Diane half-laughs into his shoulder. "Yeah. I'm sure you really would have volunteered for this. Near-death experiences and everything."

"Okay, maybe not." His heart is pounding, and he's pretty sure she can hear it, even though he's the one with enhanced senses. "But I do get to do some pretty cool tricks."

She pulls back and touches one hand to his cheek. It shouldn't feel so surprisingly intimate, maybe, after she killed him and brought him back to life, but it does. "Can you ever forgive me?"

He could kiss her. Right then, right there, and it would feel like the most normal, necessary thing in the world. He needs her, has needed her in just about every possible way since this all happened, but this...

This is new, and weird, and it surprises him enough to stop.

They can't do this just because they're tired and emotional and three thousand miles away from Ft. Meade, not when she's feeling guilty and he's feeling...

He has no idea what he's feeling. That's probably a bad sign.

Not when it's Diane, and he needs her.

She smiles nervously and squeezes her shoulders up to her ears. "So... can you?"

"I never blamed you, Diane."

She makes a face. "Not even a little?"

"Yeah. Okay, maybe. But... just the first day."

She barks out a harsh laugh. "Oh, that's all."

He grins at her, hoping the smile will be contagious. "Yeah. Since then... I mean, you took the red-eye for me."

She yields with a smirk. "Yes, I did. Layover in Cincinnati, too."

"See? Totally even." He kisses the top of her forehead, and that feeling is still there, the one that makes him want to protect her and cheer her up and just... keep her close by. "You should get some sleep."

"Look who's talking."

"Pay-per-view?" he offers, because Diane kicked the channel guide off the end table in her sleep and it's lying on the floor between them.

"No wrestling."

"Come on!

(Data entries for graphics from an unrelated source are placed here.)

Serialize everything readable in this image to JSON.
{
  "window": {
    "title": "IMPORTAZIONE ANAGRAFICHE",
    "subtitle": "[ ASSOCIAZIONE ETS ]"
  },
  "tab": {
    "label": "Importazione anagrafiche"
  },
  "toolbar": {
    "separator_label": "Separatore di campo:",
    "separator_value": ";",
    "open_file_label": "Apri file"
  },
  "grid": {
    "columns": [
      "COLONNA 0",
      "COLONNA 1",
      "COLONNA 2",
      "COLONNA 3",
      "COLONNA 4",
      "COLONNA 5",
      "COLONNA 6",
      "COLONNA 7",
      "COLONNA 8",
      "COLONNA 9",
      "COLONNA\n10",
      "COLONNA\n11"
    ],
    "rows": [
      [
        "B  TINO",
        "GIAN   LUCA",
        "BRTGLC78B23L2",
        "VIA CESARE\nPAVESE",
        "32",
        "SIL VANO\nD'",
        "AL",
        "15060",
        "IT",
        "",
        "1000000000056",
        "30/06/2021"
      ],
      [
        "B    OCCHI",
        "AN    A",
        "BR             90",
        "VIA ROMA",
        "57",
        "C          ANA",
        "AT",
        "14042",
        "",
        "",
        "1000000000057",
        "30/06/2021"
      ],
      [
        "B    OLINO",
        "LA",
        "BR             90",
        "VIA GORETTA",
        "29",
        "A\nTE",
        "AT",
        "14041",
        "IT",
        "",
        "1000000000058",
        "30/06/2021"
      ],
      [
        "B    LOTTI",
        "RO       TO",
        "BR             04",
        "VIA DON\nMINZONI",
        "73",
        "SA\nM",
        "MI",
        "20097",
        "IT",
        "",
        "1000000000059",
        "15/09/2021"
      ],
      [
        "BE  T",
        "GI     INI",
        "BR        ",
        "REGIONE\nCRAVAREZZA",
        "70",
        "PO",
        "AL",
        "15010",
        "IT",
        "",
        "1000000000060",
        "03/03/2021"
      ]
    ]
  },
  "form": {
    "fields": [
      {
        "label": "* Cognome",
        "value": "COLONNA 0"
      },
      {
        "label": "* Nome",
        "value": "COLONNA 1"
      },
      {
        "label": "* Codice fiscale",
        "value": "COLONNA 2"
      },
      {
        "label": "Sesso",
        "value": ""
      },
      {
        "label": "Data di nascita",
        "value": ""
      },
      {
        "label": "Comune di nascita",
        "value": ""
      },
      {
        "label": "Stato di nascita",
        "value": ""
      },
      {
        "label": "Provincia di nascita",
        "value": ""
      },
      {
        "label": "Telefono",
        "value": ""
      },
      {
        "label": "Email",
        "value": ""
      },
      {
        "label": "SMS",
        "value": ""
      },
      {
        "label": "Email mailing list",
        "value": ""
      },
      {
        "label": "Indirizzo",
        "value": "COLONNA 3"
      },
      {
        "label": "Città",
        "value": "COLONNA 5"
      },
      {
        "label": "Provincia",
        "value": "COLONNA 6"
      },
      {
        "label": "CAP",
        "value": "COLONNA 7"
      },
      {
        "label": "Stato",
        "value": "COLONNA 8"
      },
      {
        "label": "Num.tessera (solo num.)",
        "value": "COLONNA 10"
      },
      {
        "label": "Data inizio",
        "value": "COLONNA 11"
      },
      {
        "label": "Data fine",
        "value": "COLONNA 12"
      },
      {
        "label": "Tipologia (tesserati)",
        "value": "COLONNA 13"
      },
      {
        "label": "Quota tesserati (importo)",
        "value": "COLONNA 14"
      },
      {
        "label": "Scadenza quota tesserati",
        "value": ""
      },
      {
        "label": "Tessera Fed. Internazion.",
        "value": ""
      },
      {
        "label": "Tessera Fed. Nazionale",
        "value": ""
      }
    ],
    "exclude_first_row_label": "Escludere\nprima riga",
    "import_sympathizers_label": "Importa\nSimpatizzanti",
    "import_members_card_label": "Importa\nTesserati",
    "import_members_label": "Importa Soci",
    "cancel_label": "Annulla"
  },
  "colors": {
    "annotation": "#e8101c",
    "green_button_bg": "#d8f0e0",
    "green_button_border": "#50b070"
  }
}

That's where men prove their... manliness!"

"It's so fake!"

"You just don't understand."

She grins, and this feels normal. Their normal, the weird friendship-with-nanites normal that's just not quite like any of his other friendships.

"No boxing either."

"But that's the point of pay-per-view!"

Diane crawls onto the bed to watch the TV with him -- not wrestling or boxing -- and she falls asleep before he even figures out the legal, morally sound, non-nanotechnology way to order the movie.

He feels... good. Safe, like whatever crazy things within him and without him waiting for the kill will just... wait until some other day, and for right now, he doesn't have to worry.

"Thank you," he says in a whisper, to keep from waking her. He'll say it again, sometime when she's awake, but it feels important to say it now.

They're definitely not even, but someday, he'll figure out a way to make it up to her.